Sophomore director Trent Haaga has cast "Criminal Minds" co-star Matthew Gray Gubler as a character in "68 Kill" like no other he has portrayed. A bloodthirsty, comedy of errors-crime thriller about a harmless milquetoast and the brutal women in his life, this fast-moving, contemporary, 93-minute melodrama boasts three dominatrixes who treat him like their slave. The three desperate dames in Chip's life turn his days upside-down. They take him beyond his worst nightmares, and he is powerless to resist their bellicosity. Occasionally, he fights back. Most of his efforts unravel in utter futility. Gubler delivers a sympathetic performance in this role that allows him to change over the course of the action. He works for a sewage company, and he refuses to stand up for himself in the face of any confrontation. You will laugh until your sides are sore every time he ends up in a predicament with no apparent way out for him. Clearly, Gubler embraced the role because he was willing to behave cluelessly throughout with no qualms about how humiliating he would appear. "Chop" director Trent Haaga's second movie isn't anything major, but it features several exciting moments, interesting characters, and off-beat situations that you won't have trouble getting through an initial viewing. Happily, when the dust of his disasters settle, Chip emerges as a changed man.

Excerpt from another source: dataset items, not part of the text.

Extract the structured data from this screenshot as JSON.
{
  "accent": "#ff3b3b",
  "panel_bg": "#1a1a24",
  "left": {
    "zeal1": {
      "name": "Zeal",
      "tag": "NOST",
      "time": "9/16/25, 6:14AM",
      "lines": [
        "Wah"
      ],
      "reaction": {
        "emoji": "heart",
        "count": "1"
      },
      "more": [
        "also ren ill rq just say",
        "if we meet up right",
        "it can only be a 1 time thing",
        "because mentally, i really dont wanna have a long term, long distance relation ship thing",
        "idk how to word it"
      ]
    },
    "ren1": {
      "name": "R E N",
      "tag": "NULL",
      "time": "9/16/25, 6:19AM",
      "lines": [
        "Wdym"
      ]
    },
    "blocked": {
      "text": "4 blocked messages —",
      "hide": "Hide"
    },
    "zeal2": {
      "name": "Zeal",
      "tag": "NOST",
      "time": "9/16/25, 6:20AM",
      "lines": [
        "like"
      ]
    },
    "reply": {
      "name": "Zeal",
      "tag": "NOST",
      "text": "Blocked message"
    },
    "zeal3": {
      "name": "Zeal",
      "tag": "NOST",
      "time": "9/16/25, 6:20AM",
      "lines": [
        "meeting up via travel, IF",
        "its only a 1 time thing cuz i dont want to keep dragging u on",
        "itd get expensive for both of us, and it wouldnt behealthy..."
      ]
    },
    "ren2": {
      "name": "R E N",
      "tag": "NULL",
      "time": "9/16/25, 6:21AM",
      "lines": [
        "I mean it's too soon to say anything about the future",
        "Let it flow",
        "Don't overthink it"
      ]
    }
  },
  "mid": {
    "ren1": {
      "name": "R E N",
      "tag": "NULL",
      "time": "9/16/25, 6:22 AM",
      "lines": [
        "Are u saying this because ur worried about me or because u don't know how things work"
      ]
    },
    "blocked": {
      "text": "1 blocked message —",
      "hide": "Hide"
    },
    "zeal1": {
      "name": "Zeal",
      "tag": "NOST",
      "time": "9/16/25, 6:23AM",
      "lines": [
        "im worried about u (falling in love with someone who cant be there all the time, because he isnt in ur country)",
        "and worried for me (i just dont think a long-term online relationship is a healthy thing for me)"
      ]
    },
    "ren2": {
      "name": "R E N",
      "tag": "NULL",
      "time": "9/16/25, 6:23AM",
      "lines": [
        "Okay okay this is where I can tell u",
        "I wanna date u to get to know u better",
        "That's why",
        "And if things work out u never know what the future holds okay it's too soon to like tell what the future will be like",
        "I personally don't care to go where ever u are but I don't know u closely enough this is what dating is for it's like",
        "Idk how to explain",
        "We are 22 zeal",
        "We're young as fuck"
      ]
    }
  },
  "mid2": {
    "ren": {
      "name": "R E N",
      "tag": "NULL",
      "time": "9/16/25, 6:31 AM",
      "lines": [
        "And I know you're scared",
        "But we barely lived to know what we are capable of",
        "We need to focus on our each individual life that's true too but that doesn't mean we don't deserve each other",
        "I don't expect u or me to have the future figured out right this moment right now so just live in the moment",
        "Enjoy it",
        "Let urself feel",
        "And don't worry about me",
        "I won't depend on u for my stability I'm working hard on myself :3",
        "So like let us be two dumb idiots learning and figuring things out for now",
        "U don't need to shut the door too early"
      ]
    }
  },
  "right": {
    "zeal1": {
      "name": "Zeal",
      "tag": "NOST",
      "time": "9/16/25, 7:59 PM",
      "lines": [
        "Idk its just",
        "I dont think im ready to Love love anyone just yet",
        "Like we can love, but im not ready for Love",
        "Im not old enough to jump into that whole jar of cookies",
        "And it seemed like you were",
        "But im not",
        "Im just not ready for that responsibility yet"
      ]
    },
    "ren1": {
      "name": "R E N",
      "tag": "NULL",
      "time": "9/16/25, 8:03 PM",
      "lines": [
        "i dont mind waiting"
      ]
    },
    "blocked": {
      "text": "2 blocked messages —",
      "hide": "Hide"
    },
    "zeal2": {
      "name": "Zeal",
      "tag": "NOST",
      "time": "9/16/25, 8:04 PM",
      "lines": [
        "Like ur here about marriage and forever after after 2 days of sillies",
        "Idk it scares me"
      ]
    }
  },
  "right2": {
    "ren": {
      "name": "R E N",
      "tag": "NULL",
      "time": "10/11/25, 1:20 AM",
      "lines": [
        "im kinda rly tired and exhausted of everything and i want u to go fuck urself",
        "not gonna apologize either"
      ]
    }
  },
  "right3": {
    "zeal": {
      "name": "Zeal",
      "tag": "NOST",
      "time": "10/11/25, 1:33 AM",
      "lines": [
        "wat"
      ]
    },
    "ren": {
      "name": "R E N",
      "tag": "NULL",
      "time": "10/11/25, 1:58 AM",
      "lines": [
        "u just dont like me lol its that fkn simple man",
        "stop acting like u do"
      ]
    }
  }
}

Our nerdy hero, Chip (Matthew Gray Gubler), has a vicious, joyriding girlfriend, Liza (AnnaLynne McCord of "Transporter 2"), who wants a better life. The first stepping stone to that dream is a scumbag, Ken Mckenzie (David Maldonado of "The 5th Wave"), has $68-thousand in cash in a safe at his place. Chip's crazy girlfriend Liza takes him along on what she calls a quick 'in and out' that turns out to be far more complicated. After Liza kills Ken, Chip and she are shocked to find an innocent bystander in the house, Violet (Alisha Boe of "Paranormal Activity 4"), who can identify them. Quick-thinking Liza has her stuffed the trunk of their red 2004 Mustang and she intends to sell the girl to her perverted brother, Dwayne (a bespectacled Sam Eidson of "The Cain Complex"), as extremely creepy as Liza. Chip discovers Dwayne makes gory snuff films, and Liza admits she sold another girl earlier to Dwayne, who used her for body parts in his home-made video. Chip draws the line at this point, clobbers Liza over the head with a pistol, and vanishes with Violet still in the trunk. Actually, Liza is as angry as she is impressed with Chip's display of machismo. She catches up with him on the highway somewhere in Louisiana and orders him pull over after she brandishes a pistol. The crack on her head that Chip administered when he whipped her with a pistol earlier her topples her.
Now, Chip finds himself at the mercy of a second woman, Violet. He had opened the trunk to check on her, and she manages to relieve him of his pistol and turn it on him. After scaring the life out of poor Chip, Violet decides that she could spend the $68-thousand as easily as Liza. Moreover, Violet has fallen on hard times, some of which she can attribute to the unscrupulous Ken who sought to abuse her. When she refused his improper advances, Violet quit. Little did poor Violet realize that Ken was best buds with her landlord. She wound up in the street with nothing, and Ken was her only salvation. She went back to him as a sex slave. Mind you, with Ken out of the way and all that cash, Violet wants to go somewhere and live like a princess. Chip has to gas up the Mustang. He encounters a Goth-looking cashier at a gas station/convenience store, Monica (Sheila Vand of "Whiskey Tango Foxtrot"), and pays her from the $68-thousand. Monica gets noses and bargains with him to keep her mouth shut for two bills. Violet intervenes, saves Chip from Monica, and they head off to a motel. She claims that she wants sex with someone of her preference rather than vice-versa. Chip awakens the next morning, finds a body hacked up in the body tub. Not only is his Mustang gone, but also thieves have taken his clothes.
"68 Kill" chronicles the journey of hardship that Chip embarks on involuntarily to becoming a self-sufficient man who isn't prone to his hormonal desires. At the end, he spots a tattooed lady on the side of the highway with smoke pouring out from the hood of her car, a classic example of a damsel-in-distress. She tries to flag our protagonist down, but second thoughts prompt Chip to avoid her and cruise into the sunset. Humor pervades this perverse, profanity-laden exercise, and the surprises never seem like they will stop. The cast acquits itself admirably, but Gubler's pusillanimous hero overshadows them.